Casi toda la música que pone ya la escuché en su momento en discos de vinilo o en casetes grabadas.
En esa época la gente del barrio oía más a Bonney M., Bob Marley o Los Chichos. Yo prefería estas cosas: Lou Reed, Led Zeppelin, Creedence Clearwater Revival, Deep Purple o Jefferson Airplane, esa música que te ponía en marcha o que era como una nube en la que podías flotar y mearte en la cara de todo lo solemne.
Ahora están poniendo Riders on the Storm y yo, tras encontrarme con esa frase he dejado de leer y me he puesto a pensar y he cogido la libreta para escribir esto.

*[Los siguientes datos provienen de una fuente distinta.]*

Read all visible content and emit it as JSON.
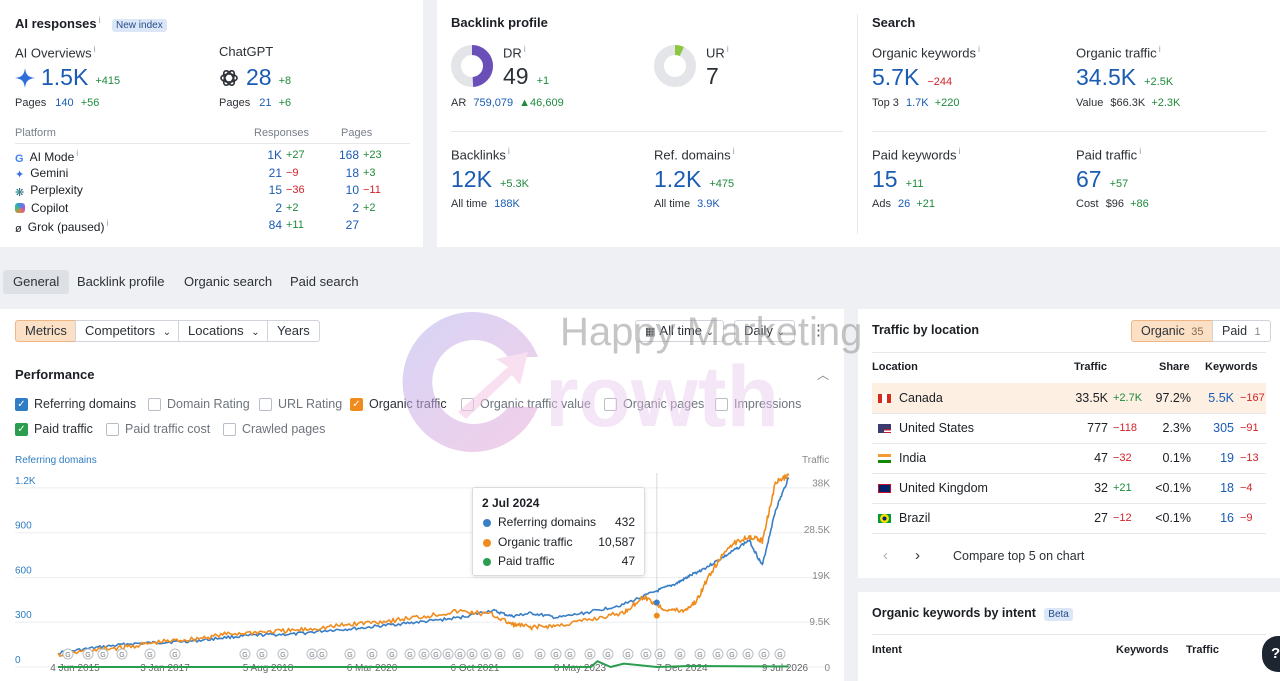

Yo paraba bastante en el Sur, en Maspalomas o en Playa del Inglés. Allí no me conocía nadie, por eso era más fácil buscarse la vida. No resultaba complicado hacerse una cartera o enrollarse con un guiri o las dos cosas. En alguna ocasión fueron parejas, pero por lo general eran tipos solos que habían venido a la isla para hacer lo que no podían hacer en su pueblo. Buscábamos algún rincón oscuro o íbamos a sus apartamentos o sus hoteles. Generalmente, yo prefería lo primero. Allí eran pajas o chapas rápidas. A veces ni eso, porque una vez a solas (bajo el hueco de una escalera o en alguna zona entre los coches aparcados) era fácil amedrentar al tipo y desplumarlo. Si se ponían chulos, se llevaban una hostia. En los apartamentos era más complicado, porque siempre había un conserje o un recepcionista que te veía la cara al entrar, así que no podías pasarte de rosca. Ahí tenía que limitarme a ser lo que suponía que era: un chapero de a tres mil el servicio. Y, las cosas como son, también hubo gente que me apetecía.
Y sí: olvidar es algo que sucede. No logro retener las caras o los nombres de los guiris con los que me comunicaba en inglés de garrafón y que me utilizaban como yo a ellos. Solo recuerdo a uno, un alemán que hablaba español y que me contó que en Colonia tenía mujer e hijos. Del nombre no me acuerdo. Pero cuando nos liamos (estábamos en un lateral del centro comercial, entre la fachada de un edificio y un camión aparcado), me contó eso, que estaba casado y que nadie sabía nada de cómo era en realidad, que solo era libre cuando viajaba y podía ser lo que realmente era. «Y lo que soy es un tipo sucio», concluyó. Le hice una paja apresurada mientras él me insultaba lentamente en alemán, con voz baja y ronca. Cuando su semen cayó al suelo, el tipo se agachó y pasó la mano sobre las salpicaduras del color del mercurio. Después, en cuclillas, con los pantalones por los tobillos, me miró y me mostró aquellos dedos rechonchos manchados de esperma mezclado con el polvillo del suelo. Abrió la boca, siempre sin dejar de mirarme, y empezó a aproximar la mano a sus propios labios. Se los rompí de un puñetazo. No intentó huir ni defenderse. Cayó hacia atrás y se quedó allí, en silencio, tirado boca arriba, consciente y con los ojos muy abiertos, con una sonrisa absurda pintada en la boca llena de sangre.
Lo pateé durante un buen rato. Le di en la barriga, en el pecho, en los riñones, en los huevos, en la cabeza. No soltó ni una sola palabra. Se dejó dar patadas y pisotones sin perder la sonrisa, hasta que en algún momento entendí que lo que aquel gilipollas quería era que lo mataran a hostias y me dije que ya estaba bien. Entre lo que tenía en la cartera, el reloj y la alianza, me dio para tirar durante un par de semanas.